Shugart spent the entirety of the 2023 season with Triple–A Worcester. In 40 appearances with the club, he struggled to an 8.22 ERA with 39 strikeouts and 4 saves over 46 innings pitched. He returned to Worcester to begin the 2024 campaign.

On August 12, 2024, Shugart was selected to the 40-man roster and promoted to the major leagues for the first time. In six games for Boston, he had a 4.15 ERA with eight strikeouts and one save across 8 2/3 innings pitched. Shugart was designated for assignment following the acquisition of Blake Sabol on January 15, 2025.

===Pittsburgh Pirates===
On January 17, 2025, Shugart was traded to the Pittsburgh Pirates in exchange for Matt McShane. He was optioned to the Triple-A Indianapolis Indians to begin the season. On April 22, Shugart recorded his first career win after tossing two scoreless innings against the Los Angeles Angels. In 35 appearances for Pittsburgh, he compiled a 4-3 record and 3.40 ERA with 31 strikeouts over 45 innings of work. On January 8, 2026, Shugart was designated for assignment following the signing of Ryan O'Hearn.

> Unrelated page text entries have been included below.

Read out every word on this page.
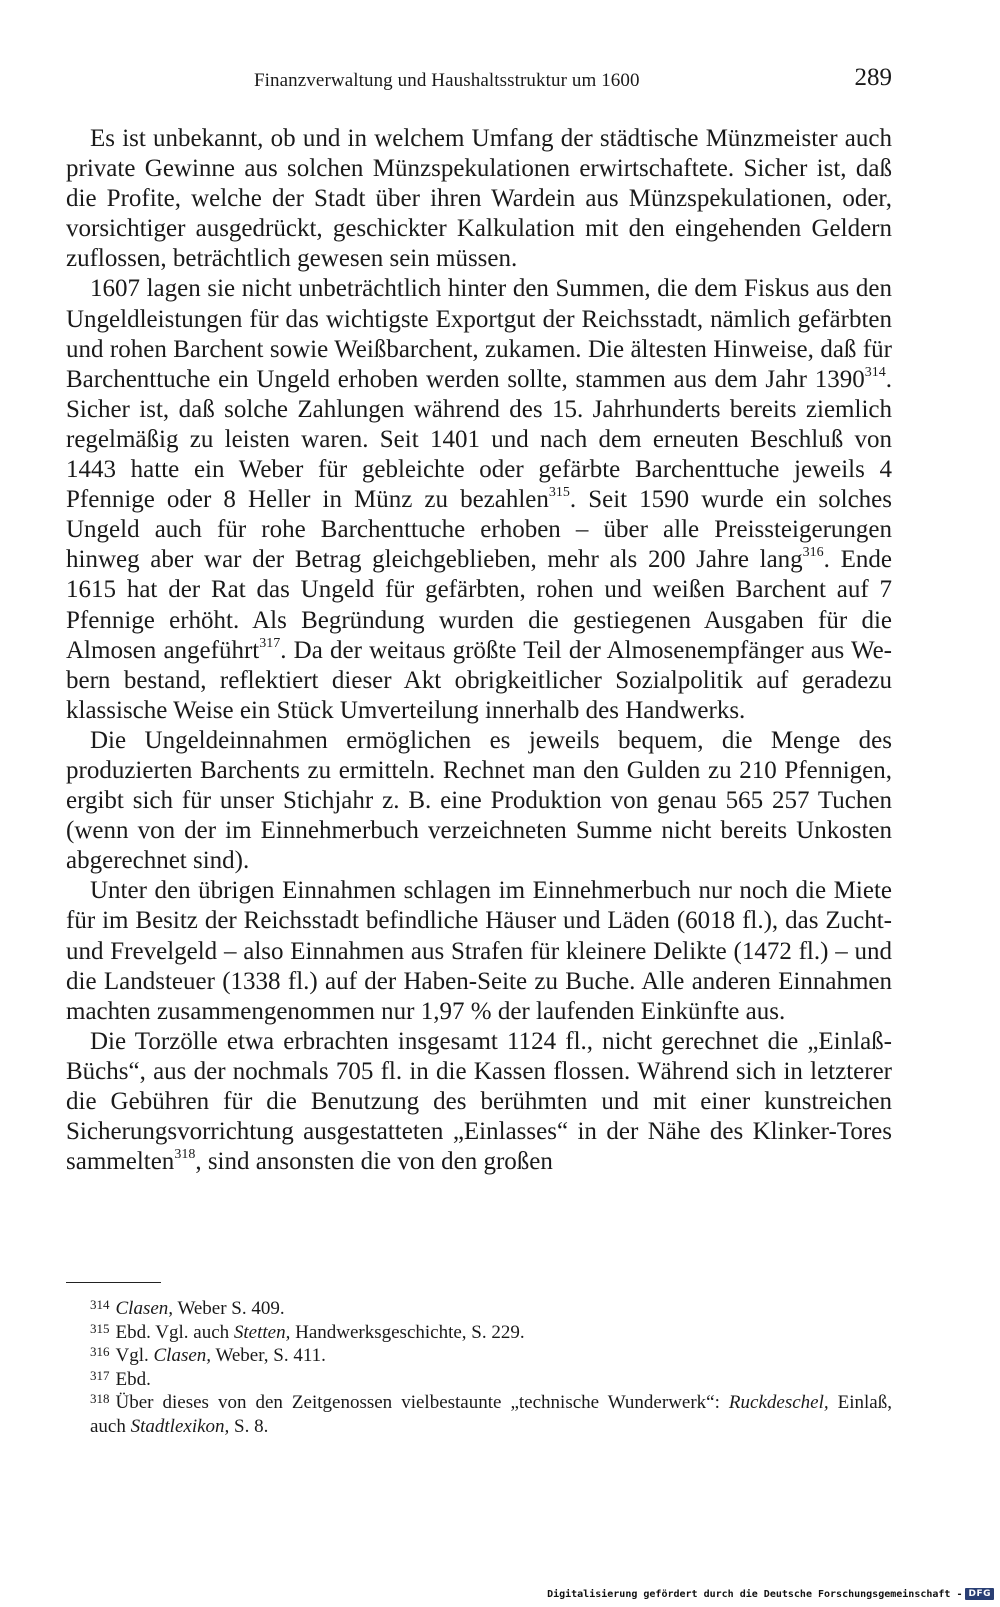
Finanzverwaltung und Haushaltsstruktur um 1600	289

Es ist unbekannt, ob und in welchem Umfang der städtische Münzmeister auch private Gewinne aus solchen Münzspekulationen erwirtschaftete. Sicher ist, daß die Profite, welche der Stadt über ihren Wardein aus Münzspekulationen, oder, vorsichtiger ausgedrückt, geschickter Kalkulation mit den eingehenden Geldern zuflossen, beträchtlich gewesen sein müssen.

1607 lagen sie nicht unbeträchtlich hinter den Summen, die dem Fiskus aus den Ungeldleistungen für das wichtigste Exportgut der Reichsstadt, nämlich gefärbten und rohen Barchent sowie Weißbarchent, zukamen. Die ältesten Hinweise, daß für Barchenttuche ein Ungeld erhoben werden sollte, stammen aus dem Jahr 1390$^{314}$. Sicher ist, daß solche Zahlungen während des 15. Jahrhunderts bereits ziemlich regelmäßig zu leisten waren. Seit 1401 und nach dem erneuten Beschluß von 1443 hatte ein Weber für gebleichte oder gefärbte Barchenttuche jeweils 4 Pfennige oder 8 Heller in Münz zu bezahlen$^{315}$. Seit 1590 wurde ein solches Ungeld auch für rohe Barchenttuche erhoben – über alle Preissteigerungen hinweg aber war der Betrag gleichgeblieben, mehr als 200 Jahre lang$^{316}$. Ende 1615 hat der Rat das Ungeld für gefärbten, rohen und weißen Barchent auf 7 Pfennige erhöht. Als Begründung wurden die gestiegenen Ausgaben für die Almosen angeführt$^{317}$. Da der weitaus größte Teil der Almosenempfänger aus Webern bestand, reflektiert dieser Akt obrigkeitlicher Sozialpolitik auf geradezu klassische Weise ein Stück Umverteilung innerhalb des Handwerks.

Die Ungeldeinnahmen ermöglichen es jeweils bequem, die Menge des produzierten Barchents zu ermitteln. Rechnet man den Gulden zu 210 Pfennigen, ergibt sich für unser Stichjahr z. B. eine Produktion von genau 565 257 Tuchen (wenn von der im Einnehmerbuch verzeichneten Summe nicht bereits Unkosten abgerechnet sind).

Unter den übrigen Einnahmen schlagen im Einnehmerbuch nur noch die Miete für im Besitz der Reichsstadt befindliche Häuser und Läden (6018 fl.), das Zucht- und Frevelgeld – also Einnahmen aus Strafen für kleinere Delikte (1472 fl.) – und die Landsteuer (1338 fl.) auf der Haben-Seite zu Buche. Alle anderen Einnahmen machten zusammengenommen nur 1,97 % der laufenden Einkünfte aus.

Die Torzölle etwa erbrachten insgesamt 1124 fl., nicht gerechnet die „Einlaß-Büchs“, aus der nochmals 705 fl. in die Kassen flossen. Während sich in letzterer die Gebühren für die Benutzung des berühmten und mit einer kunstreichen Sicherungsvorrichtung ausgestatteten „Einlasses“ in der Nähe des Klinker-Tores sammelten$^{318}$, sind ansonsten die von den großen

$^{314}$ Clasen, Weber S. 409.

$^{315}$ Ebd. Vgl. auch Stetten, Handwerksgeschichte, S. 229.

$^{316}$ Vgl. Clasen, Weber, S. 411.

$^{317}$ Ebd.

$^{318}$ Über dieses von den Zeitgenossen vielbestaunte „technische Wunderwerk“: Ruckdeschel, Einlaß, auch Stadtlexikon, S. 8.

Digitalisierung gefördert durch die Deutsche Forschungsgemeinschaft - DFG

===Philadelphia Phillies===
On January 13, 2026, Shugart was traded to the Philadelphia Phillies in exchange for Francisco Loreto. He was optioned to the Triple-A Lehigh Valley IronPigs to begin the 2026 season.

Shugart was called up to the Phillies on April 14. In a doubleheader against the San Francisco Giants on April 30, Shugart accomplished the rare feat of recording the win in both games, becoming the first pitcher to do so since 2013.